Council members Karen Holman and Greg Scharff were the most fervent supporters of asking the voters to consider the election-year change this November — a proposal would add a year to each council member's term. Holman said making the switch to even years would help council candidates get the attention of the city's voters, which she said is often difficult in odd-numbered years.
Scharff said most communities already have even-year elections and that Palo Alto should join them and, in doing so, raise its voter participation.
"We're saving money and increasing voter participation," Scharff said. "It seems to me those are two positive goals."
Gail Price, Yiaway Yeh and Nancy Shepherd joined Holman and Scharff in supporting the ballot measure. Mayor Pat Burt, Vice Mayor Sid Espinosa and Councilmen Greg Schmid and Larry Klein dissented.
Klein said the city should gather more information and consider other implications of making the switch, including its impact on the school-district measures and elections.
Klein also said the city's tradition of having elections in odd years allows voters to focus on local elections and not be distracted by state and national issues.
"It enables our community, our voters, to have a community discussion about where they want the city to go," Klein said. "That's implemented in who they vote for in the council elections.
"The attention certainly will not be paid if the council is one of 10 or 15 elections that will be held in an even-numbered year."
City staff indicated savings from even-year elections would have a range but be less than the $200,000 estimate by Kniss. Some council members expressed concern about potential extra costs to the Palo Alto Unified School District and Foothill-De Anza Community College District should they keep their elections in odd years.
The council also voted 5-4 not to put the binding-arbitration provision on the ballot. The provision, which city voters adopted in 1978, enables an arbitration panel to settle labor disputes between the city and its public-safety unions.
Though most council members said they oppose binding arbitration, the proposal to bring the issue up for a vote this year fizzled after Klein said the city needs more time to gather community input.
He also said he would be interested in exploring a measure that would keep binding arbitration in place for the two police unions, but remove the provision for the firefighters union.
"There have been no hearings, no considerations of alternatives," he added. "We ought to have opportunities to consider them."
Klein joined Price, Shepherd, Espinosa and Yeh and voted to keep a binding-arbitration measure off this year's ballot.

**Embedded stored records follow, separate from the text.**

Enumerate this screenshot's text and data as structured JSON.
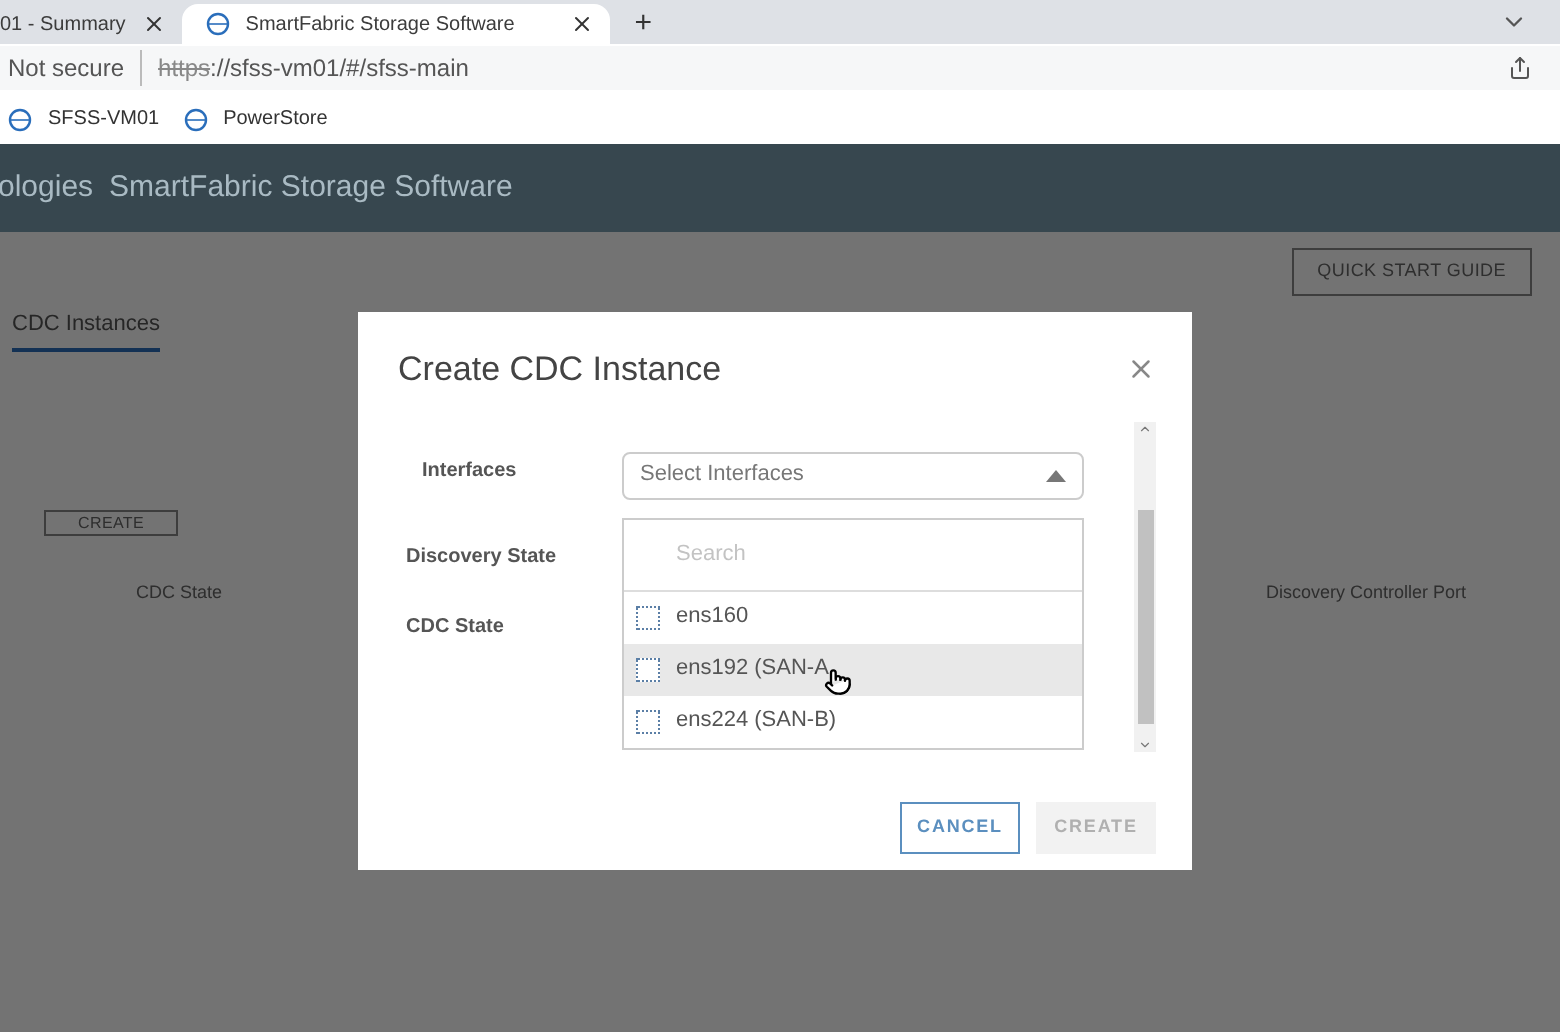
{
  "browser": {
    "tabs": [
      {
        "title": "01 - Summary",
        "selected": false
      },
      {
        "title": "SmartFabric Storage Software",
        "selected": true
      }
    ],
    "new_tab": "+",
    "security": "Not secure",
    "url_scheme": "https",
    "url_rest": "://sfss-vm01/#/sfss-main",
    "bookmarks": [
      "SFSS-VM01",
      "PowerStore"
    ]
  },
  "app": {
    "brand": "ologies",
    "product": "SmartFabric Storage Software",
    "quick_start": "QUICK START GUIDE",
    "tabs": [
      {
        "label": "CDC Instances",
        "selected": true
      }
    ],
    "create_button": "CREATE",
    "columns": [
      "CDC State",
      "Discovery Controller Port"
    ]
  },
  "dialog": {
    "title": "Create CDC Instance",
    "fields": [
      {
        "label": "Interfaces",
        "kind": "select",
        "placeholder": "Select Interfaces",
        "expanded": true
      },
      {
        "label": "Discovery State",
        "kind": "text"
      },
      {
        "label": "CDC State",
        "kind": "text"
      }
    ],
    "dropdown": {
      "search_placeholder": "Search",
      "options": [
        {
          "label": "ens160",
          "checked": false,
          "hovered": false
        },
        {
          "label": "ens192 (SAN-A",
          "checked": false,
          "hovered": true
        },
        {
          "label": "ens224 (SAN-B)",
          "checked": false,
          "hovered": false
        }
      ]
    },
    "buttons": [
      {
        "label": "CANCEL",
        "disabled": false
      },
      {
        "label": "CREATE",
        "disabled": true
      }
    ]
  }
}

Proponents of the repeal argued that the provision is costly and anti-democratic. Scharff and Holman both urged their colleagues to place repeal on the ballot. Scharff said the provision makes it impossible for the city to control the city's spiking pension costs or make structural changes to employee contracts.
He called putting binding arbitration on the November ballot a "no-brainer" decision and said the time to repeal the provision is now.

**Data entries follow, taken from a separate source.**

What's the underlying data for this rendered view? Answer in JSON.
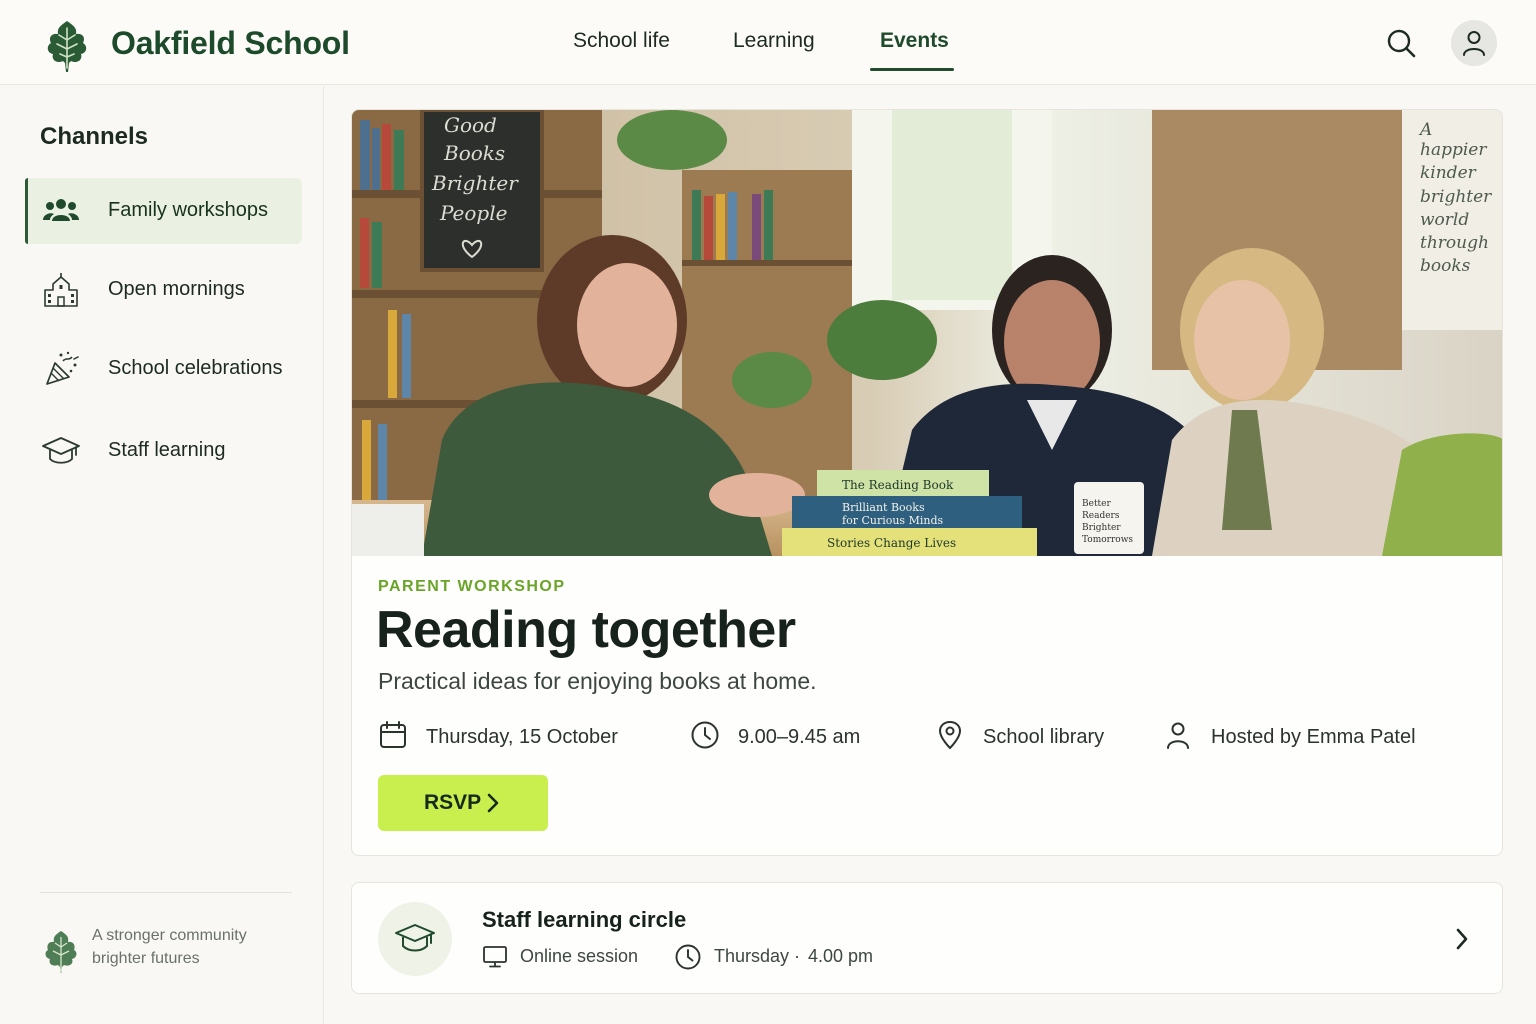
{
  "brand": {
    "name": "Oakfield School",
    "logo_icon": "oak-leaf-icon",
    "color": "#1d4a2b"
  },
  "nav": {
    "items": [
      {
        "label": "School life",
        "active": false
      },
      {
        "label": "Learning",
        "active": false
      },
      {
        "label": "Events",
        "active": true
      }
    ],
    "search_icon": "search-icon",
    "account_icon": "user-icon"
  },
  "sidebar": {
    "title": "Channels",
    "items": [
      {
        "label": "Family workshops",
        "icon": "people-icon",
        "active": true
      },
      {
        "label": "Open mornings",
        "icon": "school-building-icon",
        "active": false
      },
      {
        "label": "School celebrations",
        "icon": "party-popper-icon",
        "active": false
      },
      {
        "label": "Staff learning",
        "icon": "graduation-cap-icon",
        "active": false
      }
    ],
    "tagline": {
      "line1": "A stronger community",
      "line2": "brighter futures"
    }
  },
  "event": {
    "eyebrow": "PARENT WORKSHOP",
    "title": "Reading together",
    "subtitle": "Practical ideas for enjoying books at home.",
    "hero_image": {
      "description_icon": "library-photo",
      "chalkboard_text": [
        "Good",
        "Books",
        "Brighter",
        "People"
      ],
      "poster_text": [
        "A",
        "happier",
        "kinder",
        "brighter",
        "world",
        "through",
        "books"
      ],
      "book_titles": [
        "The Reading Book",
        "Brilliant Books",
        "for Curious Minds",
        "Stories Change Lives"
      ],
      "mug_text": [
        "Better",
        "Readers",
        "Brighter",
        "Tomorrows"
      ]
    },
    "meta": {
      "date": "Thursday, 15 October",
      "time": "9.00–9.45 am",
      "location": "School library",
      "host": "Hosted by Emma Patel"
    },
    "rsvp_label": "RSVP",
    "accent": "#6aa428",
    "button_color": "#c8ef4e"
  },
  "next_event": {
    "title": "Staff learning circle",
    "mode": "Online session",
    "day": "Thursday",
    "separator": "·",
    "time": "4.00 pm"
  }
}
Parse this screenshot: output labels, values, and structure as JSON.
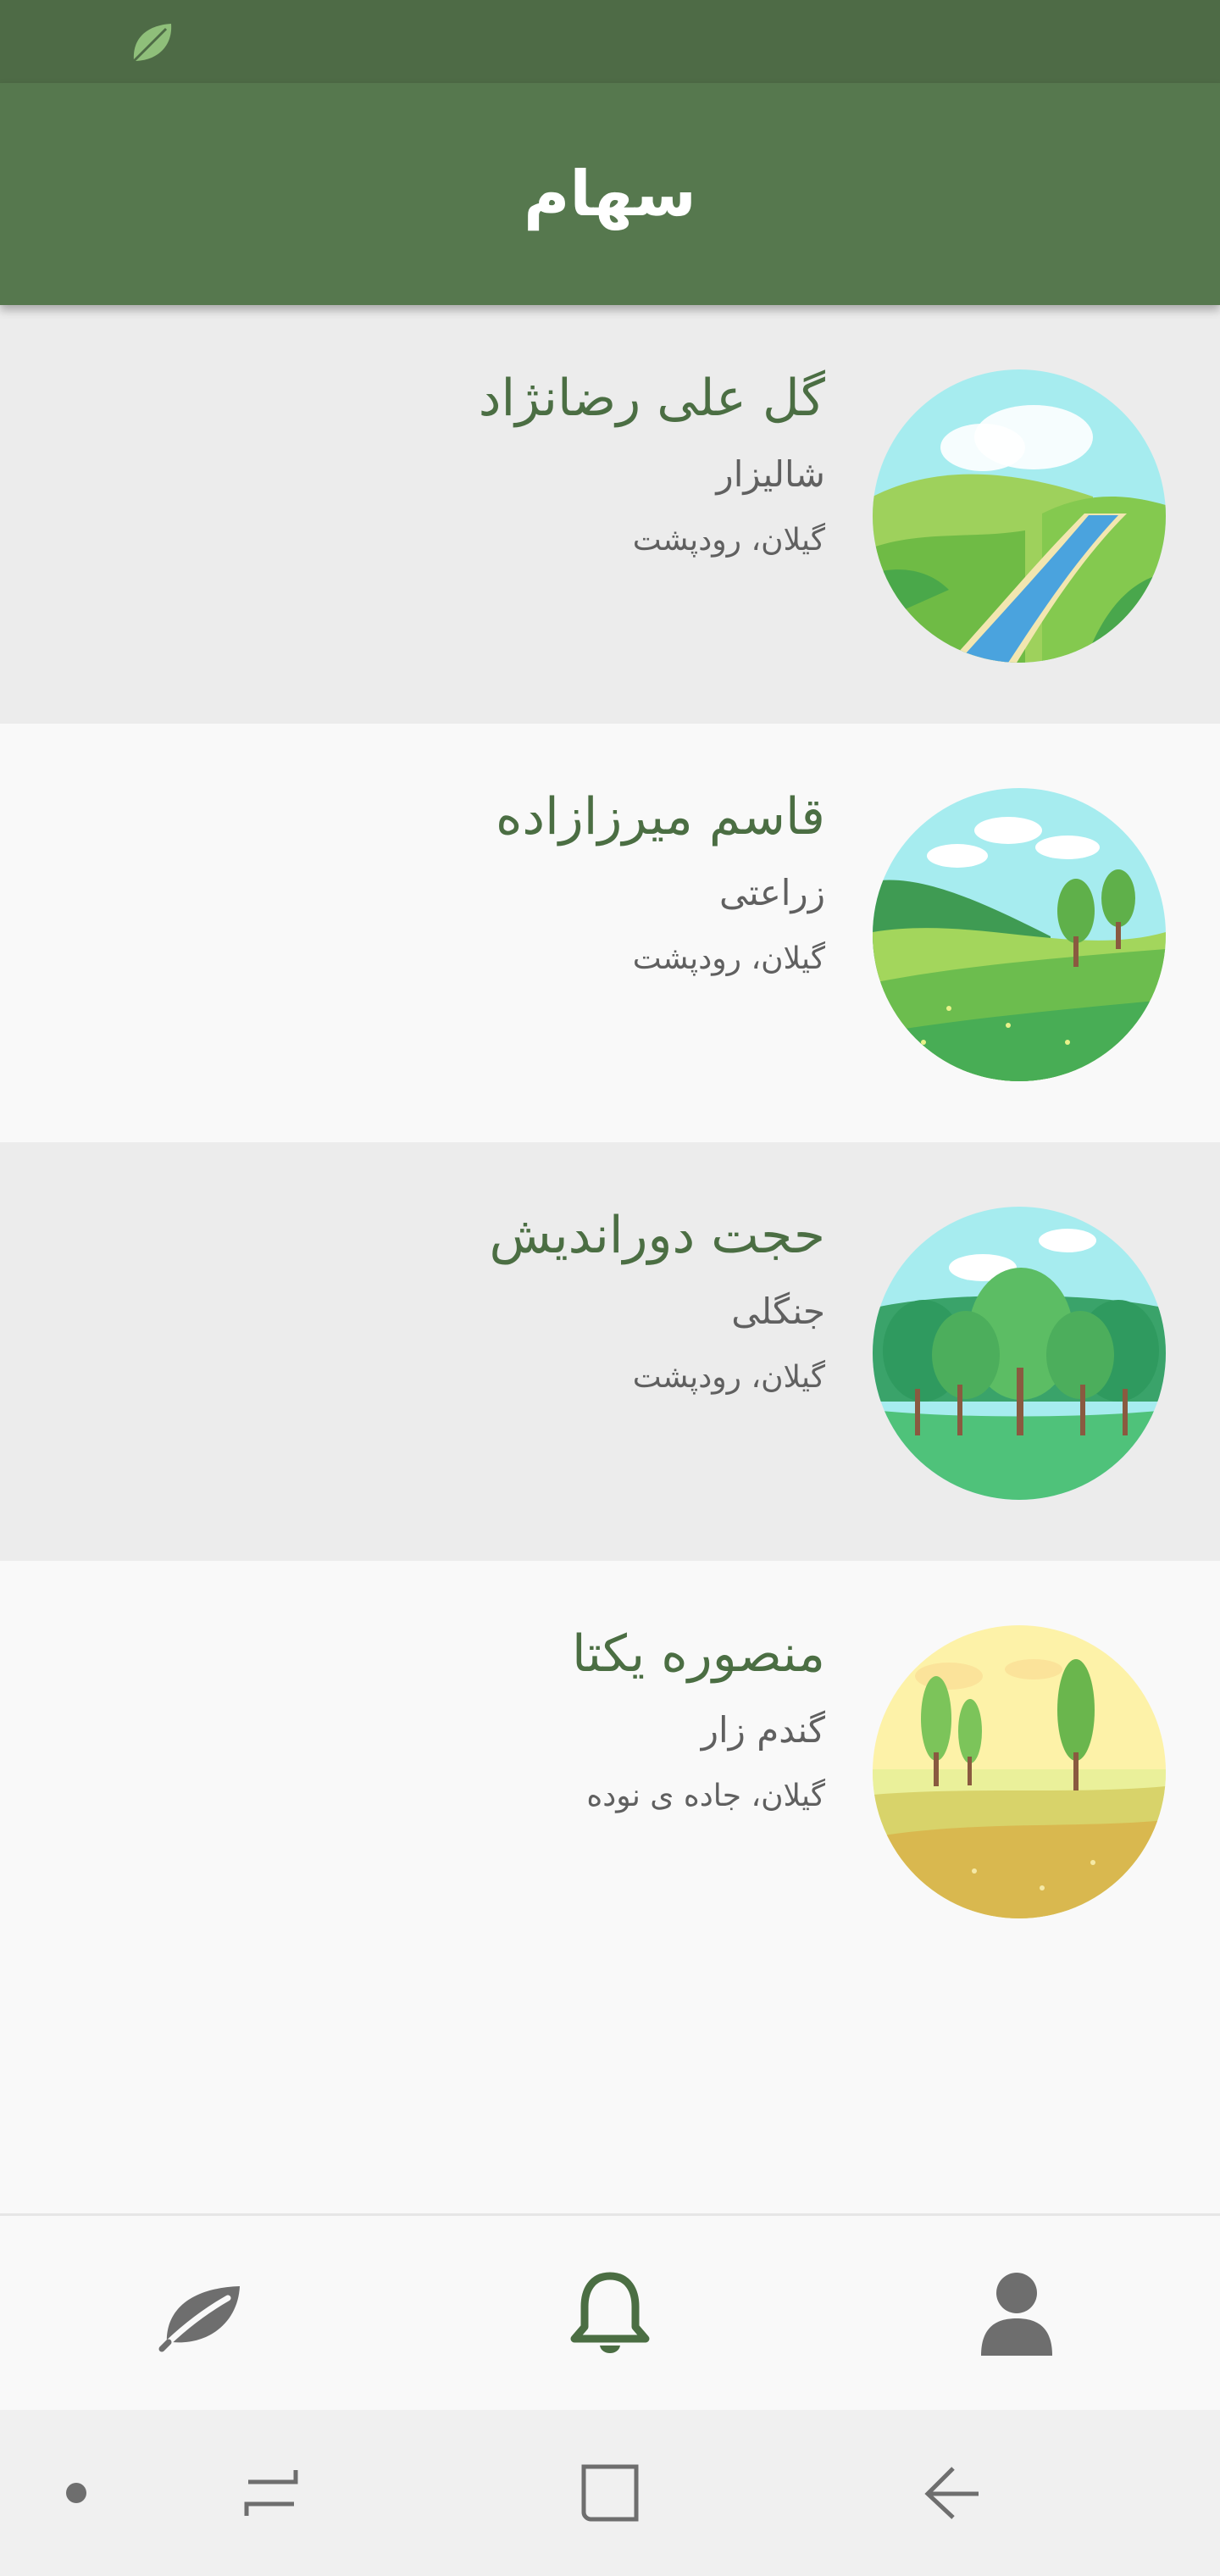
{
  "app": {
    "title": "سهام",
    "colors": {
      "status_bar": "#4e6b46",
      "app_bar": "#56784e",
      "accent": "#4b6e43",
      "row_shaded": "#ececec",
      "row_plain": "#f9f9f9"
    }
  },
  "status_bar": {
    "icon": "leaf-icon"
  },
  "farms": [
    {
      "name": "گل علی رضانژاد",
      "category": "شالیزار",
      "location": "گیلان، رودپشت",
      "image": "river-landscape"
    },
    {
      "name": "قاسم میرزازاده",
      "category": "زراعتی",
      "location": "گیلان، رودپشت",
      "image": "green-hills-landscape"
    },
    {
      "name": "حجت دوراندیش",
      "category": "جنگلی",
      "location": "گیلان، رودپشت",
      "image": "forest-landscape"
    },
    {
      "name": "منصوره یکتا",
      "category": "گندم زار",
      "location": "گیلان، جاده ی نوده",
      "image": "wheat-field-landscape"
    }
  ],
  "bottom_nav": {
    "items": [
      {
        "icon": "leaf-icon",
        "active": false
      },
      {
        "icon": "bell-icon",
        "active": true
      },
      {
        "icon": "user-icon",
        "active": false
      }
    ]
  },
  "system_nav": {
    "items": [
      "dot-icon",
      "recents-icon",
      "home-icon",
      "back-icon"
    ]
  }
}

"If you're really seeking structural change, and you really care about getting pensions under control, and you really care about fiscal sustainability, you need to get rid of binding arbitration."
Holman said the tough financial climate calls for political leadership and repealing binding arbitration is the boldest action the council could take at this time.
"Binding arbitration is one of the more significant aspects of how the city does or does not have control of its own destiny," she said.
Holman said the council's proposal to repeal arbitration is not an act of retaliation against the firefighter's union, which will have its own measure on the November ballot. The initiative, spearheaded by Palo Alto Firefighters, Local 1319, would require the city to hold an election any time it wants to close a fire station or change department staffing levels.
The union received more than 6,000 signatures for the ballot initiative, more than enough to qualify it for the ballot. The council on Monday officially placed the measure on the November ballot, with several members saying they fiercely oppose the proposal.
Scharff called the firefighters' initiative "amazingly selfish," while Burt called it a "misguided attempt at a power play by the Fire Department."
Though the council ultimately rejected Scharff's and Holman's proposal to include binding arbitration on the November ballot, members agreed the issue deserves further discussion and possible inclusion on a future ballot.
Staff is scheduled to bring back a timeline for these discussions in the fall.